We anticipate that PPACA will result in additional downward pressure on the reimbursement we may receive for any approved and covered product, and could seriously harm our business. Any reduction in reimbursement from Medicare and other government programs may result in a similar reduction in payments from private payers. In the future, the U.S. government may institute further controls and different reimbursement schemes and limits on Medicare and Medicaid spending or reimbursement that may affect the payments we could collect from sales of any products in the United States. The implementation of cost containment measures or other healthcare reforms may prevent us from being able to generate revenue, attain profitability, or commercialize our products.
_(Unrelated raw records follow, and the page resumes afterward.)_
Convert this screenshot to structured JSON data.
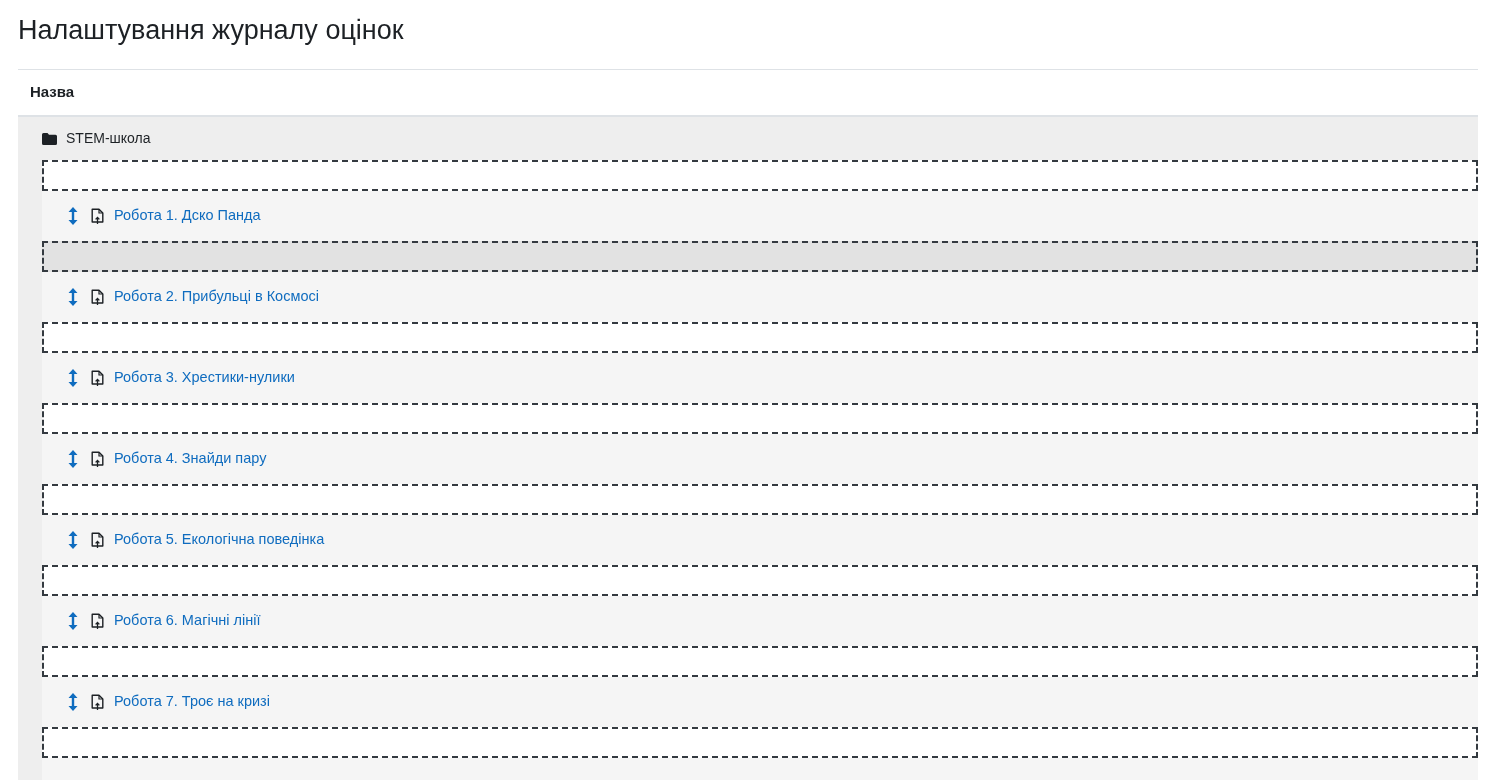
{
  "page_title": "Налаштування журналу оцінок",
  "table": {
    "columns": [
      "Назва"
    ],
    "category": {
      "name": "STEM-школа",
      "children": [
        {
          "kind": "drop_zone",
          "highlighted": false
        },
        {
          "kind": "grade_item",
          "name": "Робота 1. Дско Панда"
        },
        {
          "kind": "drop_zone",
          "highlighted": true
        },
        {
          "kind": "grade_item",
          "name": "Робота 2. Прибульці в Космосі"
        },
        {
          "kind": "drop_zone",
          "highlighted": false
        },
        {
          "kind": "grade_item",
          "name": "Робота 3. Хрестики-нулики"
        },
        {
          "kind": "drop_zone",
          "highlighted": false
        },
        {
          "kind": "grade_item",
          "name": "Робота 4. Знайди пару"
        },
        {
          "kind": "drop_zone",
          "highlighted": false
        },
        {
          "kind": "grade_item",
          "name": "Робота 5. Екологічна поведінка"
        },
        {
          "kind": "drop_zone",
          "highlighted": false
        },
        {
          "kind": "grade_item",
          "name": "Робота 6. Магічні лінії"
        },
        {
          "kind": "drop_zone",
          "highlighted": false
        },
        {
          "kind": "grade_item",
          "name": "Робота 7. Троє на кризі"
        },
        {
          "kind": "drop_zone",
          "highlighted": false
        }
      ]
    }
  }
}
We face substantial competition in the TRT market, which may result in others discovering, developing or commercializing products before or more successfully than we do.
We expect to face significant competition for any of our product candidates, if approved. In particular, if approved, LPCN 1021 would compete in the T-replacement therapies market, which is highly competitive and currently dominated by the sale of T-gels, which is estimated to account for approximately 89% of U.S. sales in the T-replacement therapies market in 2013. Our success will depend, in large part, on our ability to obtain an adequate share of the market. Potential competitors in North America, Europe and elsewhere include major pharmaceutical companies, specialty pharmaceutical companies, biotechnology firms, universities and other research institutions and government agencies. Other pharmaceutical companies may develop oral T-replacement therapies that compete with LPCN 1021. For example, because testosterone undecanoate, or TU, is not a patented compound and is commercially available to third parties, it is possible that competitors may design methods of TU administration that would be outside the scope of the claims of either our issued patents or our patent applications. This would enable their products to effectively compete with LPCN 1021, which could have a negative effect on our business.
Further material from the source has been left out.